Since Uranus and Neptune are smaller and have bigger orbits, it was harder for them to collect hydrogen and helium as efficiently as Jupiter and Saturn. This likely explains why they are smaller than those two planets. On a percentage basis, their atmospheres are more “polluted” with heavier elements such as methane and ammonia because they are so much smaller.
Scientists have discovered thousands of exoplanets. Many of these happen to be “hot Jupiters,” or massive gas giants that are extremely close to their parent stars. (Rocky worlds are more abundant in the universe, according to estimates from Kepler.) Scientists speculate that large planets may have moved back and forth in their orbits before settling into their current configuration. But how much they moved is still a subject of debate.
There are dozens of moons around the giant planets. Many formed at the same time as their parent planets, which is implied if the planets rotate in the same direction as the planet close to the equator (such as the huge Jovian moons Io, Europa, Ganymede and Callisto.) But there are exceptions.
One moon of Neptune, Triton, orbits the planet opposite to the direction Neptune spins — implying that Triton was captured, perhaps by Neptune’s once larger atmosphere, as it passed by. And there are many tiny moons in the solar system that rotate far from the equator of their planets, implying that they were also snagged by the immense gravitational pull.
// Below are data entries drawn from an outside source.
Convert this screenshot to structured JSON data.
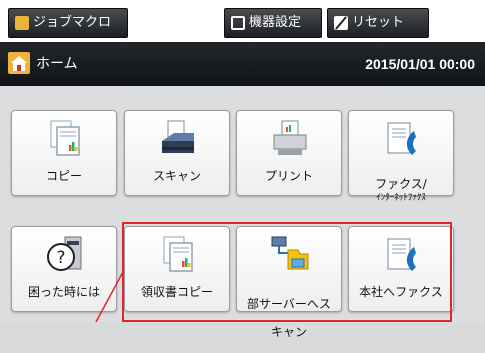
{
  "toolbar": {
    "job_macro_label": "ジョブマクロ",
    "device_settings_label": "機器設定",
    "reset_label": "リセット"
  },
  "header": {
    "home_label": "ホーム",
    "datetime": "2015/01/01 00:00"
  },
  "tiles": {
    "copy": "コピー",
    "scan": "スキャン",
    "print": "プリント",
    "fax_main": "ファクス/",
    "fax_sub": "ｲﾝﾀｰﾈｯﾄﾌｧｸｽ",
    "help": "困った時には",
    "receipt_copy": "領収書コピー",
    "dept_scan_line1": "部サーバーへス",
    "dept_scan_line2": "キャン",
    "hq_fax": "本社へファクス"
  },
  "colors": {
    "highlight": "#e0262d",
    "header_bg": "#1a1d21",
    "tile_bg": "#f5f5f6"
  }
}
Jupiter: NASA’s Juno spacecraft arrived at the planet in 2016 and has already made several discoveries. It studied the planet’s rings, which is difficult to achieve since they are far subtler than Saturn’s. Juno discovered that the particles influencing the auroras of Jupiter are different than those on Earth. It also revealed insights about the atmosphere, such as finding snow emanating from high-altitude clouds. Meanwhile, scientists using the Hubble Space Telescope have made detailed studies of Jupiter’s Great Red Spot, watching it shrink and intensify in color.
Saturn: The Cassini spacecraft wrapped up more than a dozen years of observation at Saturn in 2017. But the science Cassini performed is still very much in progress, as scientists analyze work from its many years at Saturn. In its latter months, the mission examined Saturn’s gravity and magnetic fields, looked at the rings from a different angle than before, and plunged into the atmosphere deliberately (a move that will reveal more about the structure of the atmosphere.)
Uranus: The storms of Uranus are a frequent target for both professional telescopes and amateur astronomers, who monitor how they evolve and change over time. Scientists are also interested in learning about the structure of its rings, and what its atmosphere is made of. Uranus may also have several Trojan asteroids (asteroids in the same orbit as the planet); the first was found in 2013.
Neptune: Storms on Neptune are also a popular observing target, and in 2018 those observations again bore fruit; work from the Hubble Space Telescope showed that a long-standing storm is now shrinking. The researchers noted the storm is dissipating differently than what their models expected, which shows that our understanding of Neptune’s atmosphere still requires refinement.
Exoplanets: Many ground telescopes search for exoplanets. There are also several active space missions performing exoplanet research, including Kepler, the Hubble Space Telescope and the Spitzer Space Telescope. A flurry of new missions is also planned: the NASA Transiting Exoplanet Survey Satellite (TESS) in 2018, the NASA James Webb Space Telescope in 2020, the European Space Agency’s PLAnetary Transits and Oscillations of stars (PLATO) in 2026 and ESA’s Atmospheric Remote-sensing Infrared Exoplanet Large-survey mission (Ariel) in 2028.